Regex: what does (?! …) mean?

2019-03-24 13:09发布

问题:

The following regex finds text between substrings FTW and ODP.

/FTW(((?!FTW|ODP).)+)ODP+/

What does the (?!...) do?

回答1:

(?!regex) is a zero-width negative lookahead. It will test the characters at the current cursor position and forward, testing that they do NOT match the supplied regex, and then return the cursor back to where it started.

The whole regexp:

/
 FTW           # Match Characters 'FTW'
 (             # Start Match Group 1
  (             # Start Match Group 2
   (?!FTW|ODP)   # Ensure next characters are NOT 'FTW' or 'ODP', without matching
   .             # Match one character
  )+            # End Match Group 2, Match One or More times
 )             # End Match Group 1
 OD            # Match characters 'OD'
 P+            # Match 'P' One or More times
/

So - Hunt for FTW, then capture while looking for ODP+ to end our string. Also ensure that the data between FTW and ODP+ doesn't contain FTW or ODP



回答2:

From perldoc:

A zero-width negative look-ahead assertion. For example /foo(?!bar)/ matches any occurrence of "foo" that isn't followed by "bar". Note however that look-ahead and look-behind are NOT the same thing.
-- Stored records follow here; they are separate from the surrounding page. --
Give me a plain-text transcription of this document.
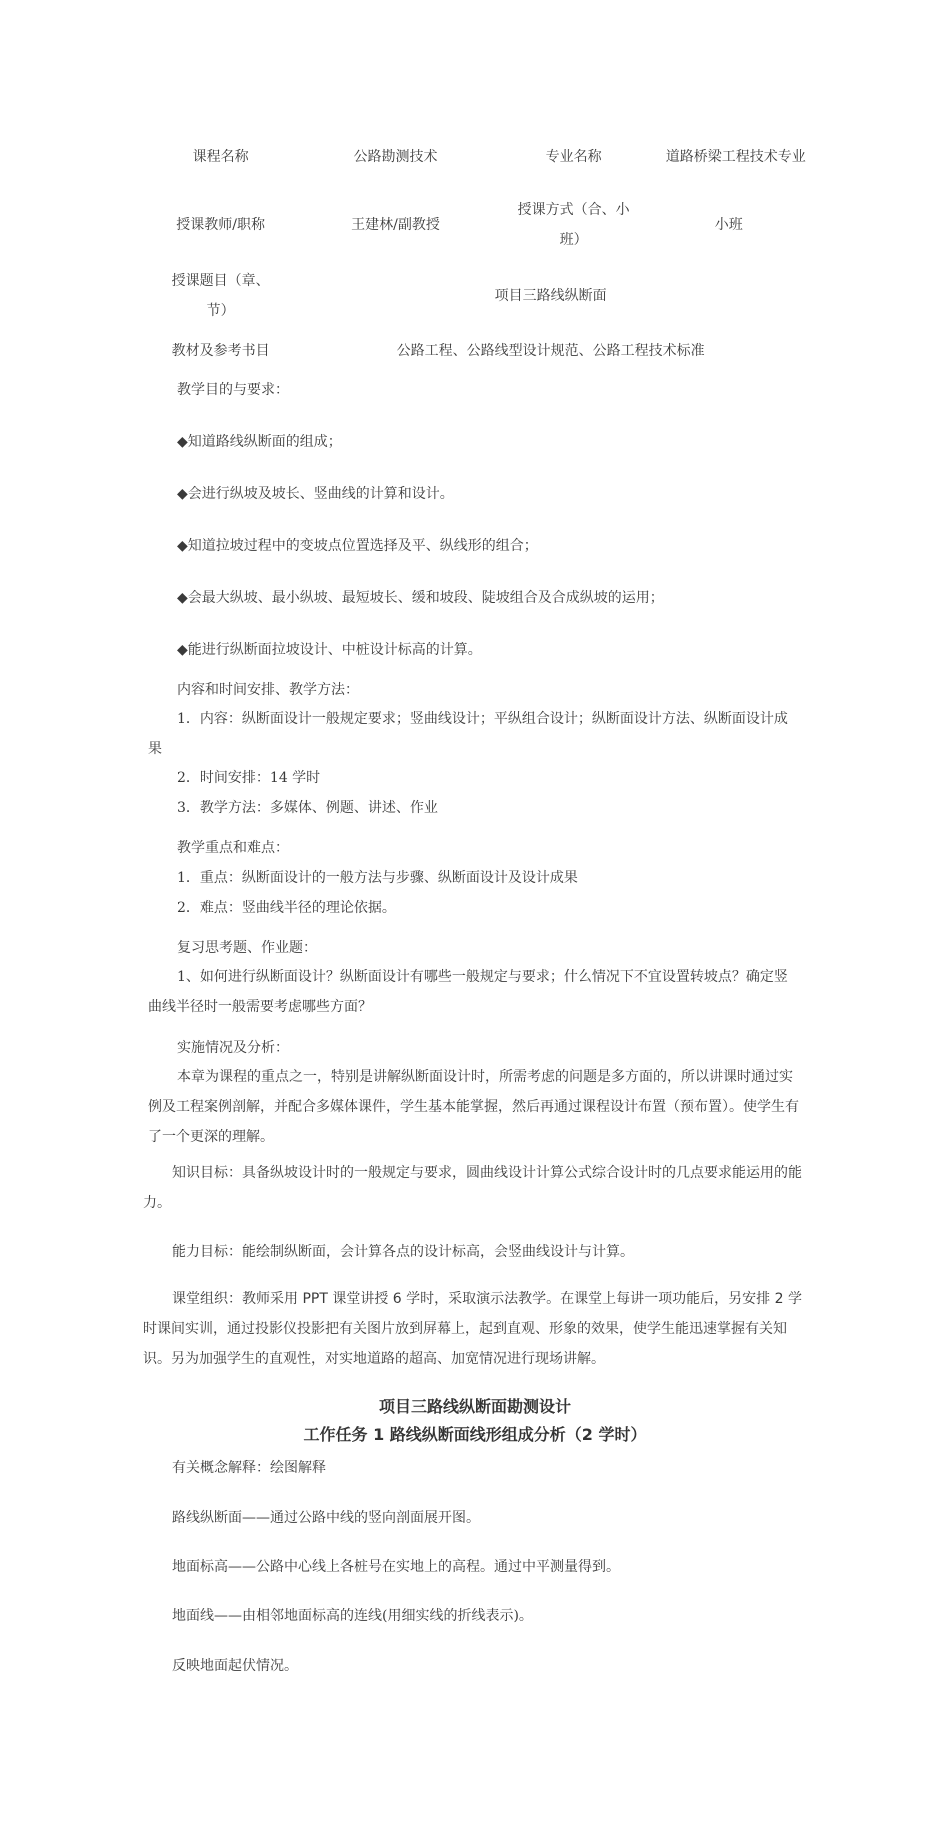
课程名称	公路勘测技术	专业名称	道路桥梁工程技术专业
授课教师/职称	王建林/副教授	授课方式（合、小班）	小班
授课题目（章、节）	项目三路线纵断面		
教材及参考书目	公路工程、公路线型设计规范、公路工程技术标准		
教学目的与要求：
◆知道路线纵断面的组成；
◆会进行纵坡及坡长、竖曲线的计算和设计。
◆知道拉坡过程中的变坡点位置选择及平、纵线形的组合；
◆会最大纵坡、最小纵坡、最短坡长、缓和坡段、陡坡组合及合成纵坡的运用；
◆能进行纵断面拉坡设计、中桩设计标高的计算。
内容和时间安排、教学方法：
1．内容：纵断面设计一般规定要求；竖曲线设计；平纵组合设计；纵断面设计方法、纵断面设计成果
2．时间安排：14 学时
3．教学方法：多媒体、例题、讲述、作业
教学重点和难点：
1．重点：纵断面设计的一般方法与步骤、纵断面设计及设计成果
2．难点：竖曲线半径的理论依据。
复习思考题、作业题：
1、如何进行纵断面设计？纵断面设计有哪些一般规定与要求；什么情况下不宜设置转坡点？确定竖曲线半径时一般需要考虑哪些方面？
实施情况及分析：
本章为课程的重点之一，特别是讲解纵断面设计时，所需考虑的问题是多方面的，所以讲课时通过实例及工程案例剖解，并配合多媒体课件，学生基本能掌握，然后再通过课程设计布置（预布置）。使学生有了一个更深的理解。
知识目标：具备纵坡设计时的一般规定与要求，圆曲线设计计算公式综合设计时的几点要求能运用的能力。
能力目标：能绘制纵断面，会计算各点的设计标高，会竖曲线设计与计算。
课堂组织：教师采用 PPT 课堂讲授 6 学时，采取演示法教学。在课堂上每讲一项功能后，另安排 2 学时课间实训，通过投影仪投影把有关图片放到屏幕上，起到直观、形象的效果，使学生能迅速掌握有关知识。另为加强学生的直观性，对实地道路的超高、加宽情况进行现场讲解。
项目三路线纵断面勘测设计
工作任务 1 路线纵断面线形组成分析（2 学时）
有关概念解释：绘图解释
路线纵断面——通过公路中线的竖向剖面展开图。
地面标高——公路中心线上各桩号在实地上的高程。通过中平测量得到。
地面线——由相邻地面标高的连线(用细实线的折线表示)。
反映地面起伏情况。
You cannot use this for look-behind.

If you are looking for a "bar" that isn't preceded by a "foo", /(?!foo)bar/ will not do what you want. That's because the (?!foo) is just saying that the next thing cannot be "foo"--and it's not, it's a "bar", so "foobar" will match. You would have to do something like /(?!foo)...bar/ for that. We say "like" because there's the case of your "bar" not having three characters before it. You could cover that this way: /(?:(?!foo)...|^.{0,2})bar/ . Sometimes it's still easier just to say:

if (/bar/ && $` !~ /foo$/)


回答3:

It means "not followed by...". Technically this is what's called a negative lookahead in that you can peek at what's ahead in the string without capturing it. It is a class of zero-width assertion, meaning that such expressions don't capture any part of the expression.



回答4:

The programmer must have been typing too fast. Some characters in the pattern got flipped. Corrected:

/WTF(((?!WTF|ODP).)+)ODP+/


回答5:

Regex

/FTW(((?!FTW|ODP).)+)ODP+/

matches first FTW immediately followed neither by FTW nor by ODP, then all following chars up to the first ODP (but if there is FTW somewhere in them there will be no match) then all the letters P that follow.

So in the string:

FTWFTWODPFTWjjFTWjjODPPPPjjODPPPjjj

it will match the bold part

FTWFTWODPFTWjjFTWjjODPPPPjjODPPPjjj



回答6:

'?!' is actually part of '(?! ... )', it means whatever is inside must NOT match at that location.